First, it isn't doing that great in Europe.

Second, groups like the Center for American Progress are walking away from the idea of a "grand bargain"/bad deal, something they had previously supported.

Third, here's why they're calling for a reset to the fiscal debate.

Fourth, it makes more sense these days to be an infrastructure hawk than a deficit hawk.

WILL HE LISTEN? Here's E.J. Dionne's advice to the president.

IT'S NOT ALL BAD. WV's high school graduation rate is improving and has now caught up to the national average.


June 05, 2013

A birthday approaches

June 20th marks the 150th anniversary of the founding of El Cabrero's beloved state of West Virginia.  Lots of people are taking stabs at writing birthday salutes, but this one by retiring Senator Jay Rockefeller is worth a look in case you missed it.

TWO DEFICITS. We've been listening to the the hysterical yowlings of deficit hyenas for the last few years. It turns out the federal deficit is going down pretty quickly and is at its lowest point since 2008, not that the yowlers will let up or anything. The jobs deficit, however, is more serious and they don't yowl about that. Read more here.

HAVE YOU THANKED A COMET TODAY? Some scientists think that comets that landed on the early earth may have brought the elements of life.


June 04, 2013

The glorious imaginary library of *******

One of the weirdest writers I've ever read is the Argentinian Jorge Luis Borges. His work is very surrealistic. One frequent quote about it is that it embraces "the character of unreality in all literature." The words supernatural realism come to mind, minus the realism.

For example, in a one-paragraph short story, he tells of an empire where the art of map-making was so precise that one map of the empire was the exact same size as the empire itself and "coincided point for point with it."

Anyway, out of the blue I was struck by a story idea right up his alley, one that wouldn't be much longer than a paragraph itself. It would be about an imaginary library so fantastic that people come from all over the world to admire it. I must have been channeling Borges' ghost. Alas, I don't think I have what it takes to write it.

Maybe I'll read it someday. In that imaginary library.

THE POLITICS OF HEALTH CARE REFORM. This could be interesting to watch.

OF APES AND ANGELS. Here's the latest from primatologist Frans De Waal about evolution, apes, ethics and religion.

ANIMALS THAT OUGHT TO BE. Here's a whimsical look at composite critters we wish really existed.
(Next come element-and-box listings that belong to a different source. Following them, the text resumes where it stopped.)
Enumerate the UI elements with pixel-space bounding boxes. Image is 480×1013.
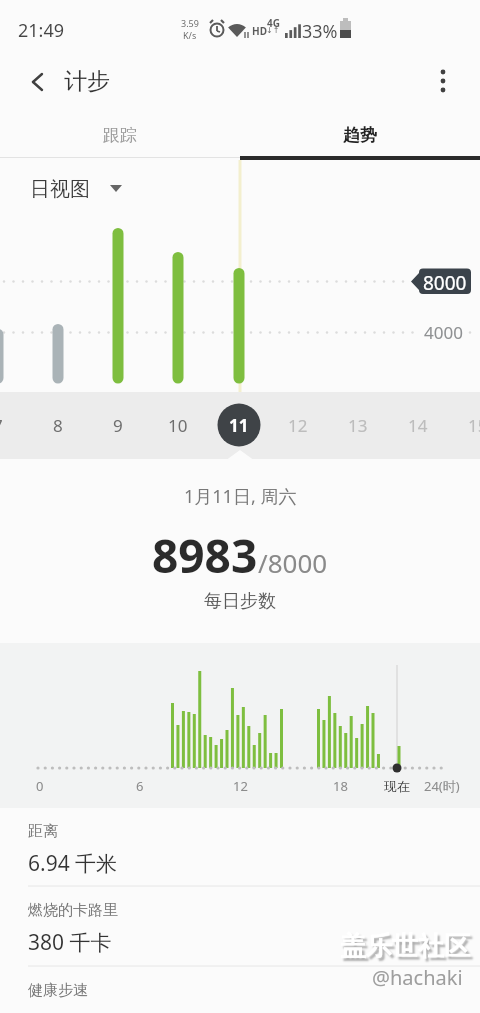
button[interactable]: 14 bbox=[388, 392, 448, 459]
button[interactable]: 12 bbox=[268, 392, 328, 459]
staticText: 14 bbox=[408, 414, 428, 437]
button[interactable]: 跟踪 bbox=[0, 112, 240, 158]
staticText: 趋势 bbox=[343, 125, 377, 146]
button[interactable]: 13 bbox=[328, 392, 388, 459]
staticText: 33% bbox=[302, 19, 338, 44]
staticText: 13 bbox=[348, 414, 368, 437]
button[interactable] bbox=[420, 58, 468, 106]
staticText: 6.94 千米 bbox=[28, 849, 118, 878]
staticText: 12 bbox=[288, 414, 308, 437]
staticText: 4000 bbox=[424, 321, 463, 343]
button[interactable]: 8 bbox=[28, 392, 88, 459]
staticText: 每日步数 bbox=[204, 590, 276, 613]
staticText: HD bbox=[252, 24, 267, 38]
staticText: 1月11日, 周六 bbox=[184, 484, 297, 509]
staticText: /8000 bbox=[258, 545, 328, 580]
button[interactable]: 7 bbox=[0, 392, 28, 459]
button[interactable]: 15 bbox=[448, 392, 480, 459]
staticText: 6 bbox=[136, 777, 144, 795]
staticText: K/s bbox=[183, 29, 197, 41]
button[interactable]: 健康步速 bbox=[0, 967, 480, 1013]
staticText: 8983 bbox=[152, 524, 258, 587]
staticText: 盖乐世社区 bbox=[340, 930, 470, 963]
staticText: 24(时) bbox=[424, 777, 460, 795]
button[interactable]: 10 bbox=[148, 392, 208, 459]
staticText: 10 bbox=[168, 414, 188, 437]
staticText: 0 bbox=[36, 777, 44, 795]
staticText: 18 bbox=[333, 777, 348, 795]
staticText: 4G bbox=[267, 16, 280, 30]
staticText: 日视图 bbox=[30, 177, 90, 202]
staticText: 12 bbox=[233, 777, 248, 795]
button[interactable]: 11 bbox=[209, 392, 269, 459]
staticText: 21:49 bbox=[18, 18, 65, 43]
staticText: 11 bbox=[229, 414, 249, 437]
button[interactable]: 燃烧的卡路里 bbox=[0, 887, 480, 966]
staticText: 8000 bbox=[423, 270, 467, 292]
staticText: 3.59 bbox=[181, 17, 199, 29]
button[interactable] bbox=[16, 60, 60, 104]
staticText: 距离 bbox=[28, 822, 58, 841]
staticText: 15 bbox=[468, 414, 480, 437]
button[interactable]: 日视图 bbox=[20, 170, 136, 210]
staticText: 跟踪 bbox=[103, 125, 137, 146]
staticText: 计步 bbox=[64, 67, 110, 96]
staticText: 现在 bbox=[384, 778, 410, 794]
staticText: 健康步速 bbox=[28, 981, 88, 1000]
staticText: ↓↑ bbox=[266, 26, 280, 35]
staticText: 燃烧的卡路里 bbox=[28, 901, 118, 920]
staticText: 9 bbox=[113, 414, 123, 437]
button[interactable]: 距离 bbox=[0, 810, 480, 886]
staticText: 8 bbox=[53, 414, 63, 437]
staticText: 380 千卡 bbox=[28, 928, 112, 957]
button[interactable]: 9 bbox=[88, 392, 148, 459]
staticText: @hachaki bbox=[372, 964, 463, 991]
staticText: 7 bbox=[0, 414, 3, 437]
button[interactable]: 趋势 bbox=[240, 112, 480, 158]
There are probably books about all of them in that glorious imaginary library.


June 03, 2013

Unkindest cut

It looks like the federal deficit and programs for the elderly like Social Security and Medicare aren't as dire as the deficit hawks wanted them to be. Paul Krugman made a great point today in his NY Times column.
He acknowledges that there may eventually be a shortfall in the programs,

...and the usual suspects insist that we must move right now to reduce scheduled benefits. But I've never understood the logic of this demand. The risk is that we might, at some point in the future, have to cut benefits; to avoid this risk of future benefit cuts, we are supposed to act pre-emptively by...cutting benefits. What problem, exactly are we solving here?

Meanwhile, it is beyond belief that Congress is contemplating cutting food stamp benefits for children. Here are some reasons why this is a really bad idea.

June 02, 2013

Boys will be boys

A romantic comedy is playing itself out every day at Goat Rope Farm. We have two mature...well, fully grown anyway...male turkeys known as Fauntleroy and Turk Lurk Jr.  There are slightly more females. One might think this would be a cause of joy for the boys, but no.

Instead, each one is consumed with the thought that the other one might have access to a female. That thought gives them no peace of mind. For that reason, they are constantly together and never let the other out of sight. They eat together. They sleep together. They display for each other. One might even suspect that they are more interested in each other than in the females, not that there's anything wrong with that. 

One time, the Spousal Unit found them chasing each other around a grill and pecking at their own reflections in it.

I guess it's just an extreme case of male bonding.